In this study, we report the phase behavior of BPLCs and electro-optic response of PSBPLCs depending on the concentration of the amorphous crosslinking agent PETA. The PETA in BPLC mixtures is mainly concentrated in the disclination lines, which inhibits the formation of the simple cubic BP-II structure and enhances the formation of the body-centered cubic BP-I structure.

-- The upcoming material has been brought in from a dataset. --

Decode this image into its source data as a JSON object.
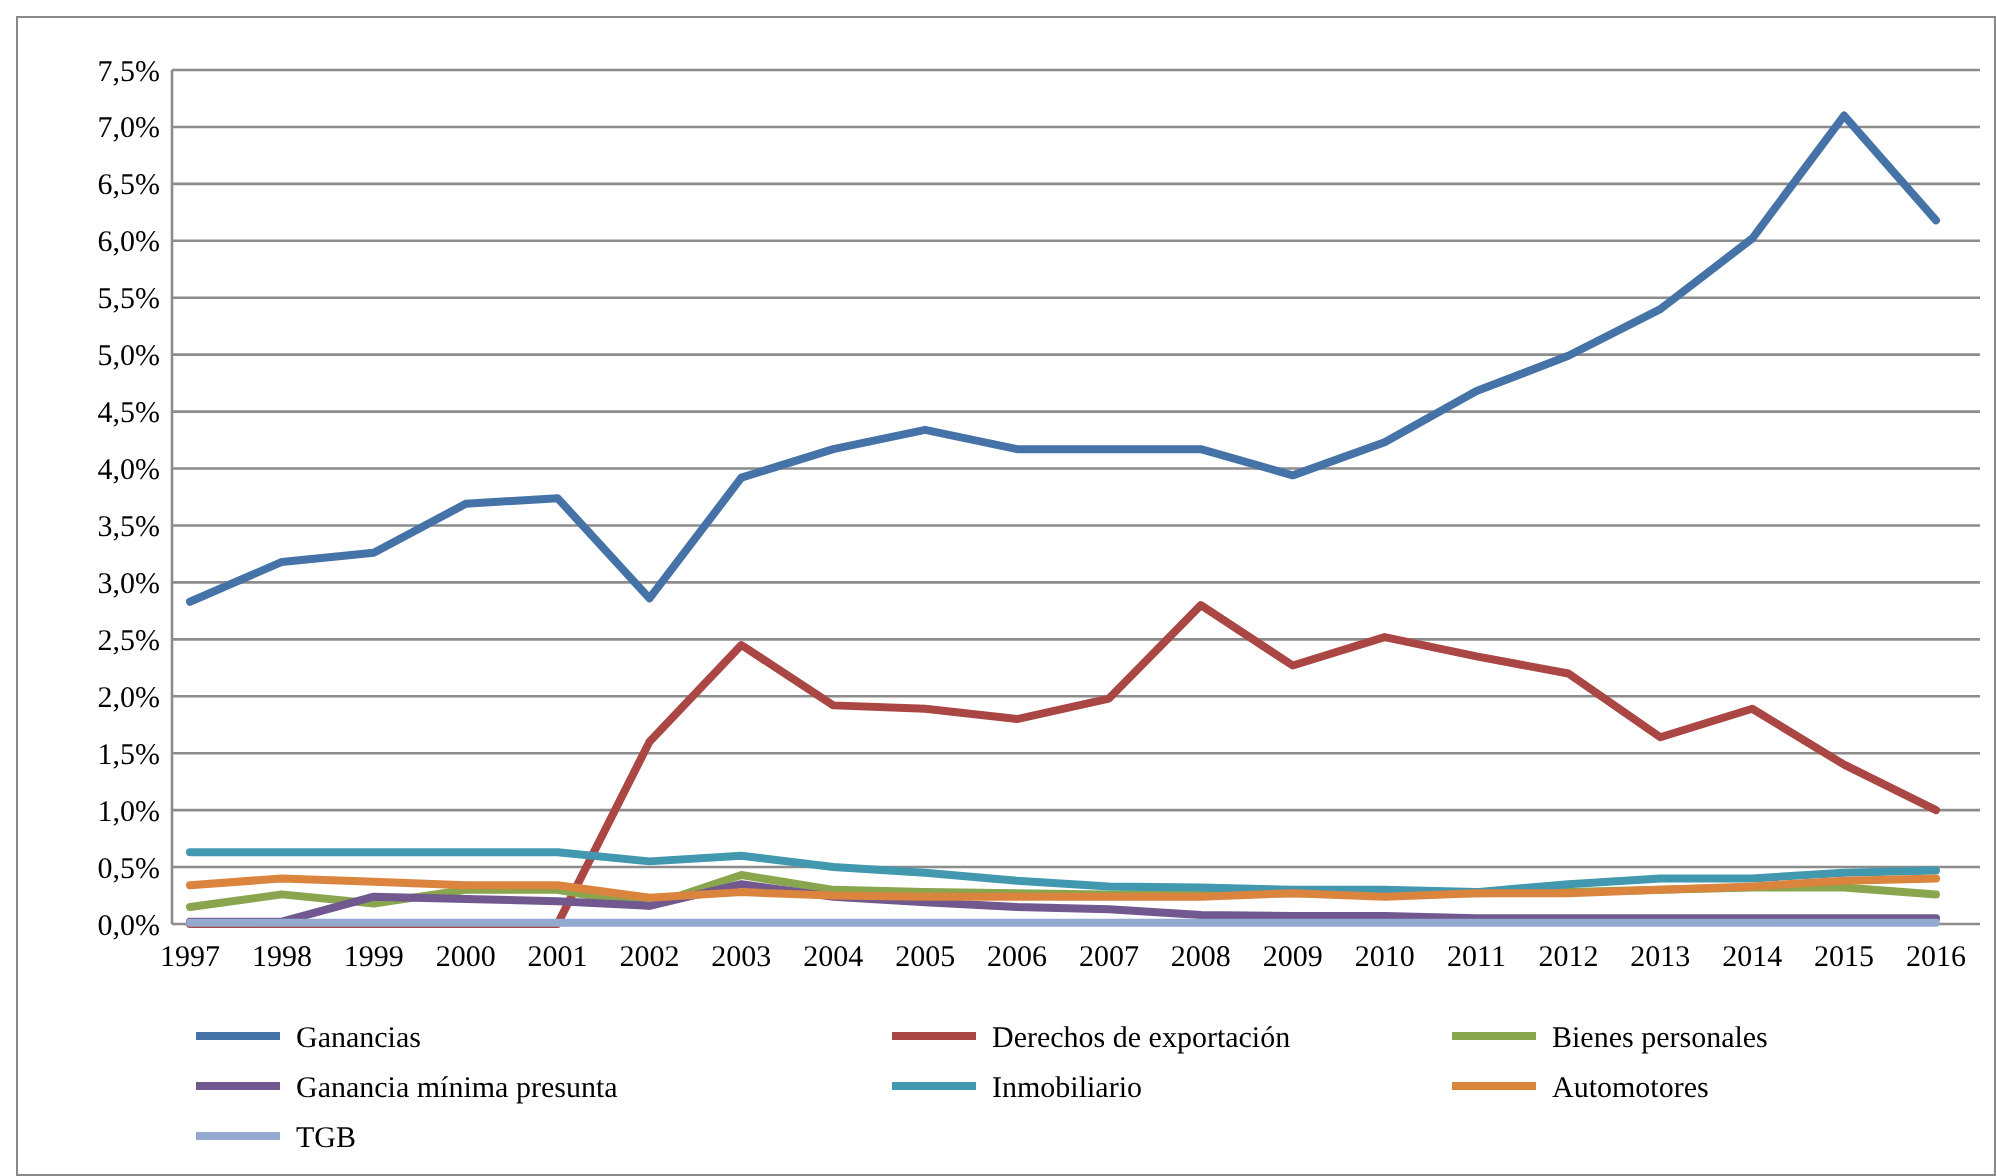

Only the isotropic to BP-I phase transition is observed for BPLC mixtures with 3–4 wt% amorphous crosslinker concentrations. The temperature window (ΔT) of BP-I widens from ~6.8 °C for BPLC-0 to ~15 °C for BPLC-4. The thermal stability of the BP-I structure in the polymer-stabilized BPLCs is greatly improved, especially in the low temperature range, and the BP-I phase is stable from 3 °C to 42 °C (ΔT > 39 °C), which is more than twice as stable as BPLC before photopolymerization (22 °C to 39 °C, ΔT = 16–17 °C). PSBPLC-3 and PSBPLC-4 show dynamic switching and red tuning responses of a selective reflection band when AC and DC voltages are applied, respectively. The phase behavior and dynamic response enable PSBLCs to be used in various photonic and display applications.